TrainOutput(global_step=785, training_loss=0.0990384751824057, metrics={'train_runtime': 186.99, 'train_samples_per_second': 133.697, 'train_steps_per_second': 4.198, 'train_loss': 0.0990384751824057, 'epoch': 5.0})

This looks good. Although the model is still learning, it's with diminishing returns. We are at a decent point to stop.

### Saving model parameters

In [23]:
peft_model.save_pretrained('./tmp/imdb_distilbert_sst2_lora')
tokenizer.save_pretrained('./tmp/imdb_distilbert_sst2_lora_tokenizer')

('./tmp/imdb_distilbert_sst2_lora_tokenizer/tokenizer_config.json',
 './tmp/imdb_distilbert_sst2_lora_tokenizer/special_tokens_map.json',
 './tmp/imdb_distilbert_sst2_lora_tokenizer/vocab.txt',
 './tmp/imdb_distilbert_sst2_lora_tokenizer/added_tokens.json',
 './tmp/imdb_distilbert_sst2_lora_tokenizer/tokenizer.json')

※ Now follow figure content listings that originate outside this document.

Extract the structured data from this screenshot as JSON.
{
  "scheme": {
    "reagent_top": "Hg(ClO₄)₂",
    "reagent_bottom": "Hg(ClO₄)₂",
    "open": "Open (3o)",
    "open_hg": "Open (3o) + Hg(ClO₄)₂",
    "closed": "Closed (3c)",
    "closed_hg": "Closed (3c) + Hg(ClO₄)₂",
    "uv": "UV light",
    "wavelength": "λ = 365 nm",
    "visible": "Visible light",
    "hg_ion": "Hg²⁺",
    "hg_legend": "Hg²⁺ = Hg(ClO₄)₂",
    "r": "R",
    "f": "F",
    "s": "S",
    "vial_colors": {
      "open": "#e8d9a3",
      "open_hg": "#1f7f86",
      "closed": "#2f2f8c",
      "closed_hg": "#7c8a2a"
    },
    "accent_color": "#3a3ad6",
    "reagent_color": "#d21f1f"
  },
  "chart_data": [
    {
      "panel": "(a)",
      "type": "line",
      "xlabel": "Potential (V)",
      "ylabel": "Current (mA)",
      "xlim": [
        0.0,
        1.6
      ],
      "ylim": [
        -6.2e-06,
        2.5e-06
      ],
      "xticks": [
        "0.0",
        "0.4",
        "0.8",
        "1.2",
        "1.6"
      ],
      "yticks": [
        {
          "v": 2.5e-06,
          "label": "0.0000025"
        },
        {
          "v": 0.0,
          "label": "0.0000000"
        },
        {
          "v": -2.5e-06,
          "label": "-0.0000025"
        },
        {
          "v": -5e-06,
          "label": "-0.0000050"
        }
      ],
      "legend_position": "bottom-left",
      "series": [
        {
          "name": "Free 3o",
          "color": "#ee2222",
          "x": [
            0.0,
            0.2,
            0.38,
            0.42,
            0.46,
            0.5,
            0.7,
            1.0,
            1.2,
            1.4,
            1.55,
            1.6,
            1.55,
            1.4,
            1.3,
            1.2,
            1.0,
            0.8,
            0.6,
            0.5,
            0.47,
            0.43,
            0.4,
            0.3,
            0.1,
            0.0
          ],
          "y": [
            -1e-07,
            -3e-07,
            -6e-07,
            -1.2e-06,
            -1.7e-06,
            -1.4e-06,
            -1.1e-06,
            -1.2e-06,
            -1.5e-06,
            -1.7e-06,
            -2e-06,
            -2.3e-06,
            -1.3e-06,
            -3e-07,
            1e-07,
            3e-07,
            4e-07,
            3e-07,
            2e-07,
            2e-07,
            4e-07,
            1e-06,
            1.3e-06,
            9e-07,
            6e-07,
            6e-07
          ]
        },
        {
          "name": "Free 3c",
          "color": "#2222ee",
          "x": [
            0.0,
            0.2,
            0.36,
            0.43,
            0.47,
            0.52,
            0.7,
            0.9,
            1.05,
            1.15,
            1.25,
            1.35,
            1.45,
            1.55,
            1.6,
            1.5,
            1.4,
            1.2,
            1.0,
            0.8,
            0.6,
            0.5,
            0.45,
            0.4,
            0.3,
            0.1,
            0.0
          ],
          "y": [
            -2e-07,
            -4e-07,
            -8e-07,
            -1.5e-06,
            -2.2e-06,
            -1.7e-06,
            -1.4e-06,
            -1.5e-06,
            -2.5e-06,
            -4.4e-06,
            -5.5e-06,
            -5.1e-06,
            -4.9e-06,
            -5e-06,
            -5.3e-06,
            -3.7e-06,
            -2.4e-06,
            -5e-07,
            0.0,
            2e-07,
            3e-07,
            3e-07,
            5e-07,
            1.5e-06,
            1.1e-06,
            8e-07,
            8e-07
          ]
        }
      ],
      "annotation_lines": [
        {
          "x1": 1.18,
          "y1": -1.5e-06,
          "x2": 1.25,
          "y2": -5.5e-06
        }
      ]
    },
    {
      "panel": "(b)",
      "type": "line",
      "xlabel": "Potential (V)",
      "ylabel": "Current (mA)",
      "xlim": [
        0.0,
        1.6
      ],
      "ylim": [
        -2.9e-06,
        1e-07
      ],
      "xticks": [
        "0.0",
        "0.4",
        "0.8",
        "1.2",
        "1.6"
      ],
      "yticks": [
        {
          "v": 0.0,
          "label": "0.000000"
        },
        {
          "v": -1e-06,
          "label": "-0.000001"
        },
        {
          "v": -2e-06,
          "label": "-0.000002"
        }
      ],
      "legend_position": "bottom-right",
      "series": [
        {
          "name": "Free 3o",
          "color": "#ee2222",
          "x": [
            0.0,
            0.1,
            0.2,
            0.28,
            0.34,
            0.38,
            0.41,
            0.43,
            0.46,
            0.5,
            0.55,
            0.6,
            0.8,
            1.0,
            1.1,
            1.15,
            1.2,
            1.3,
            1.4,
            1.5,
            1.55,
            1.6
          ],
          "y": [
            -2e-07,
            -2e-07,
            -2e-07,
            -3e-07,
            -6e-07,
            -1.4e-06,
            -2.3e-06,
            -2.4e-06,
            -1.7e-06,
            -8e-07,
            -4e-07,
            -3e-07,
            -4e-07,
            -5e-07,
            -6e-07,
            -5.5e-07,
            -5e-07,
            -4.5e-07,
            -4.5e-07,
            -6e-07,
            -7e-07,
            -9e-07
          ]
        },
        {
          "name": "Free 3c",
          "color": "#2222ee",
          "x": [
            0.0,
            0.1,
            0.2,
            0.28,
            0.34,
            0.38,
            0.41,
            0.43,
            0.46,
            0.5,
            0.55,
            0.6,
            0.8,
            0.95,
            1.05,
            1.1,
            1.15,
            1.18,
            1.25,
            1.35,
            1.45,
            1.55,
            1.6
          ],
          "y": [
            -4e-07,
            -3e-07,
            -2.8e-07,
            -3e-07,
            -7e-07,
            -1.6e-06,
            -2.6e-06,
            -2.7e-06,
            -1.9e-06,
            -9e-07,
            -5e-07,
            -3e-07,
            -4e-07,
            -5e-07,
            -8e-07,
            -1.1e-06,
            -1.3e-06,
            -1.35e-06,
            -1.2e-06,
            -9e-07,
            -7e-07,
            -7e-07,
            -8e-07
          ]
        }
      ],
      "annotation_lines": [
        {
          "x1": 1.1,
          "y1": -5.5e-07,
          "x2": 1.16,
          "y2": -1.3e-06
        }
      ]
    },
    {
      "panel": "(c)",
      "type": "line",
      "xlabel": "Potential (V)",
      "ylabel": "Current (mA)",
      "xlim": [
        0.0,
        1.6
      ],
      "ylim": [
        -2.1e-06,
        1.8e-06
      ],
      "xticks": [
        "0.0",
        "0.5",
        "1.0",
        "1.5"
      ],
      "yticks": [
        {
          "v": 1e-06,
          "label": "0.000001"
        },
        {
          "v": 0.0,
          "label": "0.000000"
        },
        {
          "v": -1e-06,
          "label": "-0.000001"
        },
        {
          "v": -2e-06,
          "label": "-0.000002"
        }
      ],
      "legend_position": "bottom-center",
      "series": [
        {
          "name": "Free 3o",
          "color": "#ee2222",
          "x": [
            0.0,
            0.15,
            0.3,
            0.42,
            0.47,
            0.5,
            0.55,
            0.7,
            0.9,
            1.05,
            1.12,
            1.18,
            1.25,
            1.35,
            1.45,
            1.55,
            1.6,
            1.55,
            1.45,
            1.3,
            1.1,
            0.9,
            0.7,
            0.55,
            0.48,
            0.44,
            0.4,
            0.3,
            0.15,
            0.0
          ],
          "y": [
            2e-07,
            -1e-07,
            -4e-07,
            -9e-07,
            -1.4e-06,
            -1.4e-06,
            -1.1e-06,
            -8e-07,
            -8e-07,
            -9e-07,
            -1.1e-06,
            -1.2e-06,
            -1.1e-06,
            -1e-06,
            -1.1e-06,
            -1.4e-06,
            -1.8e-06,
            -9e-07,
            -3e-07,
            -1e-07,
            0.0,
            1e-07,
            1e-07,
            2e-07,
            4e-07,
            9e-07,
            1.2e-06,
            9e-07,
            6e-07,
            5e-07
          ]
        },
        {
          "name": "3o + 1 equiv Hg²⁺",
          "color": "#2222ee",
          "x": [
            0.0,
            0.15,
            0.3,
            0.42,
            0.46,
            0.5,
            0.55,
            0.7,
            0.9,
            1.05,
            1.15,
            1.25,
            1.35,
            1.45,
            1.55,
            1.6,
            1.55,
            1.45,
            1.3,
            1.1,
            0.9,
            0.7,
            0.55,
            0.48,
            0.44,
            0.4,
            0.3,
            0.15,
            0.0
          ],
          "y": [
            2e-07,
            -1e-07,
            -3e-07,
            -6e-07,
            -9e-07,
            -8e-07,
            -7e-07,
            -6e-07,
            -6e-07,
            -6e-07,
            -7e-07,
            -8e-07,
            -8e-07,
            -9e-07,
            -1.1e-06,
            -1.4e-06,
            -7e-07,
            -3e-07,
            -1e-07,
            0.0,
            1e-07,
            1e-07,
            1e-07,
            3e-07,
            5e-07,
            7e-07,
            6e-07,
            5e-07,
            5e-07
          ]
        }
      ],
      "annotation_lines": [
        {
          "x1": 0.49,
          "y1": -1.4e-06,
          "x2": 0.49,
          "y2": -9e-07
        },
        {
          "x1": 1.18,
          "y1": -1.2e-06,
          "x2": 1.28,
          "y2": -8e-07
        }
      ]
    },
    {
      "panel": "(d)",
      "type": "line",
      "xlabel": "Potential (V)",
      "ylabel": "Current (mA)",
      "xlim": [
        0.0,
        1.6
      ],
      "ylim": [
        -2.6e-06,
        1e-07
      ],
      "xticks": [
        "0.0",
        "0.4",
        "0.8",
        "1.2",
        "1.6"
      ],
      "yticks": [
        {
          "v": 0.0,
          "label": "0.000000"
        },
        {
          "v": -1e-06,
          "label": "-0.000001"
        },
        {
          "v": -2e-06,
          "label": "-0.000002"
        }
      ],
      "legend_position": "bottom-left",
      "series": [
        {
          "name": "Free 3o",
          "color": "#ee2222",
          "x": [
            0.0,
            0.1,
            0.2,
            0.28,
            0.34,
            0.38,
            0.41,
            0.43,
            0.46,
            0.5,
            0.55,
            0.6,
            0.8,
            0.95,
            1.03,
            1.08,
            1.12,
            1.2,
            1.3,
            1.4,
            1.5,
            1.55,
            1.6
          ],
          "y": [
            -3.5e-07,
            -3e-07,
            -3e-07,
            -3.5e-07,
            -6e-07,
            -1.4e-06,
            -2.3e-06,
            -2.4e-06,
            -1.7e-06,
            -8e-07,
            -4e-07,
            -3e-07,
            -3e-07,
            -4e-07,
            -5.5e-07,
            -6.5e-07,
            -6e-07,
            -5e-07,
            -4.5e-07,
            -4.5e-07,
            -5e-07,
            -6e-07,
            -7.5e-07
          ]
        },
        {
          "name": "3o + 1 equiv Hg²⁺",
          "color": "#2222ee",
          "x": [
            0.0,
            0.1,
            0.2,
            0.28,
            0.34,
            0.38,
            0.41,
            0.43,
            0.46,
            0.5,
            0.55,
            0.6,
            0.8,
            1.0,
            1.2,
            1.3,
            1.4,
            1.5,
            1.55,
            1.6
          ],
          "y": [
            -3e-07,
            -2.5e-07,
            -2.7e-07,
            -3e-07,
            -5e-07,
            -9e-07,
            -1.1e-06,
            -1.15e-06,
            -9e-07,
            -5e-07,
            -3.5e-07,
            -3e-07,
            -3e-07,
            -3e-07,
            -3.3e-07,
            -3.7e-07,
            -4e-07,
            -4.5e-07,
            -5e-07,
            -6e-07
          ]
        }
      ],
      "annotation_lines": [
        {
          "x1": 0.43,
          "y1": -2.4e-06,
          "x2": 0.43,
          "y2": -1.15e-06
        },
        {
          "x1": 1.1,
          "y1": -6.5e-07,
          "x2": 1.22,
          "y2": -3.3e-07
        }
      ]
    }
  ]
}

## Performing Inference with a PEFT Model

TODO: In the cells below, load the saved PEFT model weights and evaluate the performance of the trained PEFT model. Be sure to compare the results to the results from prior to fine-tuning.

### Reload pre-trained model

In [19]:
base_model = \
AutoModelForSequenceClassification.from_pretrained('distilbert-base-uncased-finetuned-sst-2-english')

### Load fine-tuned model and tokenizer

In [24]:
peft_model = PeftModel.from_pretrained(base_model, './tmp/imdb_distilbert_sst2_lora') # Load base model and trained adapters
peft_model.eval()

PeftModelForSequenceClassification(
  (base_model): LoraModel(
    (model): DistilBertForSequenceClassification(
      (distilbert): DistilBertModel(
        (embeddings): Embeddings(
          (word_embeddings): Embedding(30522, 768, padding_idx=0)
          (position_embeddings): Embedding(512, 768)
          (LayerNorm): LayerNorm((768,), eps=1e-12, elementwise_affine=True)
          (dropout): Dropout(p=0.1, inplace=False)
        )
        (transformer): Transformer(
          (layer): ModuleList(
            (0-5): 6 x TransformerBlock(
              (attention): MultiHeadSelfAttention(
                (dropout): Dropout(p=0.1, inplace=False)
                (q_lin): Linear(
                  in_features=768, out_features=768, bias=True
                  (lora_dropout): ModuleDict(
                    (default): Dropout(p=0.05, inplace=False)
                  )
                  (lora_A): ModuleDict(
                    (default): Linear(in_features=768, out_features=8, bias=Fal

### Evaluate fine-tuned model performance

In [25]:
# Define arguments for model evaluation 
args = TrainingArguments(
    output_dir='./imdb_distilbert_sst2_lora',
    per_device_eval_batch_size=32, # based on environment compute (14VRAM can handle 32)
    dataloader_num_workers=4, # based on environment compute (32 CPU cores can easily handle 4 workers)
    fp16=True, # environment has GPU, thus can use half-precision float for faster compute
)

# Define Trainer for model evaluation
trainer = Trainer(
    model=model,
    args=args,
    eval_dataset=tokenized_ds['test'],
    tokenizer=tokenizer,
    data_collator=data_collator,
    compute_metrics=compute_metrics
)

# Silence warnings
os.environ["TOKENIZERS_PARALLELISM"] = "false"
logging.set_verbosity_error()

# Run evaluation
peft_metrics = trainer.evaluate()
print(peft_metrics)

{'eval_loss': 0.23352672159671783, 'eval_accuracy': 0.90968, 'eval_f1': 0.9096768344982126, 'eval_runtime': 158.5949, 'eval_samples_per_second': 157.634, 'eval_steps_per_second': 4.931}
{'eval_loss': 0.23352672159671783, 'eval_accuracy': 0.90968, 'eval_f1': 0.9096768344982126, 'eval_runtime': 158.5949, 'eval_samples_per_second': 157.634, 'eval_steps_per_second': 4.931}


### Compare the two model results

In [26]:
print("\nBaseline (pre-FT):", {k: baseline_metrics[k] for k in ["eval_accuracy","eval_f1","eval_loss"]})
print("PEFT (post-FT):   ", {k: peft_metrics[k] for k in ["eval_accuracy","eval_f1","eval_loss"]})


Baseline (pre-FT): {'eval_accuracy': 0.89076, 'eval_f1': 0.8906695686894387, 'eval_loss': 0.41226479411125183}
PEFT (post-FT):    {'eval_accuracy': 0.90968, 'eval_f1': 0.9096768344982126, 'eval_loss': 0.23352672159671783}


This was a win! We were able to improve accuracy by almost 2%. Especially given we were already at 89% to begin with where marginal gains having a higher marginal cost, we were still able to reduce errors from 11% to 9%!